En el marco de la historia terrena, como en una fértil colina que 
recuerda el jardín del Paraíso, la mano humana de Dios, que es 
Jesucristo, plantó y cuidó con primorosidad su propia viña: cavó el 
terruño y arrancó las piedras de la parcela; eligió las cepas y las colocó 
en el surco. No se contentó con ello; la dotó de todo lo necesario para 
ser la envidia de los transeúntes: levantó una torre en medio del viñedo 
y la aderezó con un lagar excavado en la arcilla 3. 
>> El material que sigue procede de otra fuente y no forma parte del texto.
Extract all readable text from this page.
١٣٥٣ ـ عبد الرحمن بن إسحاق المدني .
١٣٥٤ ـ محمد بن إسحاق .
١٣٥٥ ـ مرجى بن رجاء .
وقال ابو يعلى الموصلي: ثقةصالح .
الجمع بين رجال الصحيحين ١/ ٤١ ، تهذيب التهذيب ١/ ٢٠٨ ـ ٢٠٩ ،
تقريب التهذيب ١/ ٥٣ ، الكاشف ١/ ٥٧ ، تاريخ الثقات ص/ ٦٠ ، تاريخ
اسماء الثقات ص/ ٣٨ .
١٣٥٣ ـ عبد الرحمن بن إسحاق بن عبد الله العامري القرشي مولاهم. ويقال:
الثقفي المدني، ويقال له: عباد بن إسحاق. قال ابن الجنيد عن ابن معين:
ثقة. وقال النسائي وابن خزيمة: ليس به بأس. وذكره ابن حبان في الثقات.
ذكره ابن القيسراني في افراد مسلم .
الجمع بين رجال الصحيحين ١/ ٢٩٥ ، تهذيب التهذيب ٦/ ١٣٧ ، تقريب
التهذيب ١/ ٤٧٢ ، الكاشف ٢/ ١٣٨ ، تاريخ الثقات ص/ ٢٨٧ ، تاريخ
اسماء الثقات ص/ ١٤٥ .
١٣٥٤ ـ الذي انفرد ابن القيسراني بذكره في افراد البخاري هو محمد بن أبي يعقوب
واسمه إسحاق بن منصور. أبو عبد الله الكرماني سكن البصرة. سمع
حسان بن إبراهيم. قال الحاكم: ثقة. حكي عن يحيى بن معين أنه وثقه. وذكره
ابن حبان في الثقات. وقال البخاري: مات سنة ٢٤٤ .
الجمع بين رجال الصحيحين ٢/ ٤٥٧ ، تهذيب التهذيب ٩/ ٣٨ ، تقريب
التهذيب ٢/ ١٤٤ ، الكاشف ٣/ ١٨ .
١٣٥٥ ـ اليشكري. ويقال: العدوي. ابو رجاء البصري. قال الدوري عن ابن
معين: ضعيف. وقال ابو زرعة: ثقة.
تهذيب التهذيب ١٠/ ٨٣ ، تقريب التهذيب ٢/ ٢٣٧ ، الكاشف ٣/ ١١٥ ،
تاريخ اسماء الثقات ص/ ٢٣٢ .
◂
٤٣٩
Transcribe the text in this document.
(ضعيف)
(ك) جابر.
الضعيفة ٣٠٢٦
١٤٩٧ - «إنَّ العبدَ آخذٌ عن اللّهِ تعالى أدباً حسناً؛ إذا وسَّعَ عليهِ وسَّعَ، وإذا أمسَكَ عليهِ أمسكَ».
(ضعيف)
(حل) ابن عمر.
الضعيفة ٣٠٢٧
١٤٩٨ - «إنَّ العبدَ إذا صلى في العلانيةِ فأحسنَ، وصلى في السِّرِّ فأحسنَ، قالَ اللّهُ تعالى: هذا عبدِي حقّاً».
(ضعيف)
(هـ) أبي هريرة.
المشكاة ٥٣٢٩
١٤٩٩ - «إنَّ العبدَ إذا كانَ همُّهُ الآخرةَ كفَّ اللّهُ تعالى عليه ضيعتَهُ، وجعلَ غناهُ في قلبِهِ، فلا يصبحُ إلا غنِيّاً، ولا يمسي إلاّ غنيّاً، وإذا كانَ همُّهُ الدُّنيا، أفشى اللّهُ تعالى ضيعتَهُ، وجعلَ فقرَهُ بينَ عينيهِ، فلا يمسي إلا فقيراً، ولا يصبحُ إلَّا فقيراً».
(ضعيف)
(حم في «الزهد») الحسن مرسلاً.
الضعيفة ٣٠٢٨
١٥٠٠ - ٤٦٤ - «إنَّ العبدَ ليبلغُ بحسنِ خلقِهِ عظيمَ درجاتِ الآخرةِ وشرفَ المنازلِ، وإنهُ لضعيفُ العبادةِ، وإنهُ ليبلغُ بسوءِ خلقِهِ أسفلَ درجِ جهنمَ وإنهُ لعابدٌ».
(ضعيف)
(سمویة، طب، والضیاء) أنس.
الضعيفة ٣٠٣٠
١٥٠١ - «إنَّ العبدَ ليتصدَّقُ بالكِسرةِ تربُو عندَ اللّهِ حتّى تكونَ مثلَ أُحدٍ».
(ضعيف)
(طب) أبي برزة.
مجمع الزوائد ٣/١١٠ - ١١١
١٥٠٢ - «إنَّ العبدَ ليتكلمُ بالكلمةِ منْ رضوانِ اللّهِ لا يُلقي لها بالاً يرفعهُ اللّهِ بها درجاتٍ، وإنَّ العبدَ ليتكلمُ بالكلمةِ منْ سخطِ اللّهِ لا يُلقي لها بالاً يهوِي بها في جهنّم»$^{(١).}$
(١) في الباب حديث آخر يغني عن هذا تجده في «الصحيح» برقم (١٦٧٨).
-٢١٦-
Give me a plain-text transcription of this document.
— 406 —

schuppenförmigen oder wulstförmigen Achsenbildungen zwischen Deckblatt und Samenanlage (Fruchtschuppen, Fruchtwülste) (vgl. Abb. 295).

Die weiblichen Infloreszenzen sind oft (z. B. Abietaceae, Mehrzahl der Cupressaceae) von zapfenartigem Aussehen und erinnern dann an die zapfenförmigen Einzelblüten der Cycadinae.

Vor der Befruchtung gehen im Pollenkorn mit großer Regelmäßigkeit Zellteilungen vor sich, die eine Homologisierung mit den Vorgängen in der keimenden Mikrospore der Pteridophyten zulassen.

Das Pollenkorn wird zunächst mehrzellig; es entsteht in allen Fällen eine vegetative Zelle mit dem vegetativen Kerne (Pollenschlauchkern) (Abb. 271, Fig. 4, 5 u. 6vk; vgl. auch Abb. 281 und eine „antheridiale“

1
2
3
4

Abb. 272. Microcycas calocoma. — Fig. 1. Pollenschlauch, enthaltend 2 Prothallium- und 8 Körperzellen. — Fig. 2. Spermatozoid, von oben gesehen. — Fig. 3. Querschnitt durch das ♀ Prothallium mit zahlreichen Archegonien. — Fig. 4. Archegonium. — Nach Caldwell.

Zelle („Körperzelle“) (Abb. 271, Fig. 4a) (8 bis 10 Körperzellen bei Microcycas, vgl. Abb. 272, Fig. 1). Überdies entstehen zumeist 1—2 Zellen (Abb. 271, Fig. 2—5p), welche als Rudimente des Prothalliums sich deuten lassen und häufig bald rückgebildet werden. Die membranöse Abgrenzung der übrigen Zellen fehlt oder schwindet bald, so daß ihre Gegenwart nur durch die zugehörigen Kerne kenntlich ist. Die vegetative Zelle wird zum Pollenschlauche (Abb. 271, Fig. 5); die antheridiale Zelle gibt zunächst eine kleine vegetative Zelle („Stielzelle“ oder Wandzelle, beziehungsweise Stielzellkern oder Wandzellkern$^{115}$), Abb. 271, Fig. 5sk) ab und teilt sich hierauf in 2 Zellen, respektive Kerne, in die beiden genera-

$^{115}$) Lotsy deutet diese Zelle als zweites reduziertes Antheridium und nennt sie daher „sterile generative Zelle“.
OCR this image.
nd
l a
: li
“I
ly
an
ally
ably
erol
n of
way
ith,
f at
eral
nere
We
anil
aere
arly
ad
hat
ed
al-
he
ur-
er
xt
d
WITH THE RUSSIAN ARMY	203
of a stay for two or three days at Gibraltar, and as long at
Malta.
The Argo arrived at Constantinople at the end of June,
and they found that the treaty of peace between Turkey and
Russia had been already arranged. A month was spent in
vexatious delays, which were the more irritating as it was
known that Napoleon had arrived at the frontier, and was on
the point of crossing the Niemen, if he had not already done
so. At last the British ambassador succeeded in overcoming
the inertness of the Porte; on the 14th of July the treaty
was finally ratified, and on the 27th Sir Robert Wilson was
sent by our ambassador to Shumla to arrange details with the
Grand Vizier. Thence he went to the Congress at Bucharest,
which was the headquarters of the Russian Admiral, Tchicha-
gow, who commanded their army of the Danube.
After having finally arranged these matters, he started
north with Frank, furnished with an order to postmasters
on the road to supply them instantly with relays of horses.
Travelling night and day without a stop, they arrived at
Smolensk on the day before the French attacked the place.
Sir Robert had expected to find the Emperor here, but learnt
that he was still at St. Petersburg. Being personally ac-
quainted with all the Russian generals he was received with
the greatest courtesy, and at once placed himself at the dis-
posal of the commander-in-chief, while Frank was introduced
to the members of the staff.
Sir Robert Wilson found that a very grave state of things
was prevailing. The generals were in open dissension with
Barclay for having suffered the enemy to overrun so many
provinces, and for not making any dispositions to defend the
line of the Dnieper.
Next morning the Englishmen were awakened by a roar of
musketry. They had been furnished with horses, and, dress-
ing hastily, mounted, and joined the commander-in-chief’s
Dios, en persona, encalleció sus manos y ensudoró su frente, en 
aras de sacar adelante una viña como no la ha habido en la historia: 
un viñedo que llenó esta tierra; su sombra cubrió los montes y sus 
ramas tapaban la altura de los cedros; extendía sus sarmientos hasta 
el mar y sus retoños llegaban hasta el Gran Rio 4. 

Es Israel. Y es la Iglesia, elegida, plantada, cuidada, extendida. Sus 
frutos, como los traídos a hurtadillas de la Tierra Prometida 5, habían 
de ser motivo de asombro y causa del restablecimiento de la 
esperanza. 

Por desgracia, aquella viña querida prefirió responder con ingratitud. 
El Señor esperaba que diera uvas sabrosas, pero dio agrazones 6. Se 
convirtió en una viña degenerada y bastarda 7. 

Fueron algunos de los hijos de Israel, pero también lo son algunos 
de la Iglesia. En mil ocasiones, la comunidad de discípulos de Cristo, 
acariciada como la viña amada, ha respondido a los mimos con frutos 
amargos, que ahuyentan al caminante, que se ha detenido fugazmente 
a su lado, deseoso de satisfacer su apetito o de halagar su paladar. 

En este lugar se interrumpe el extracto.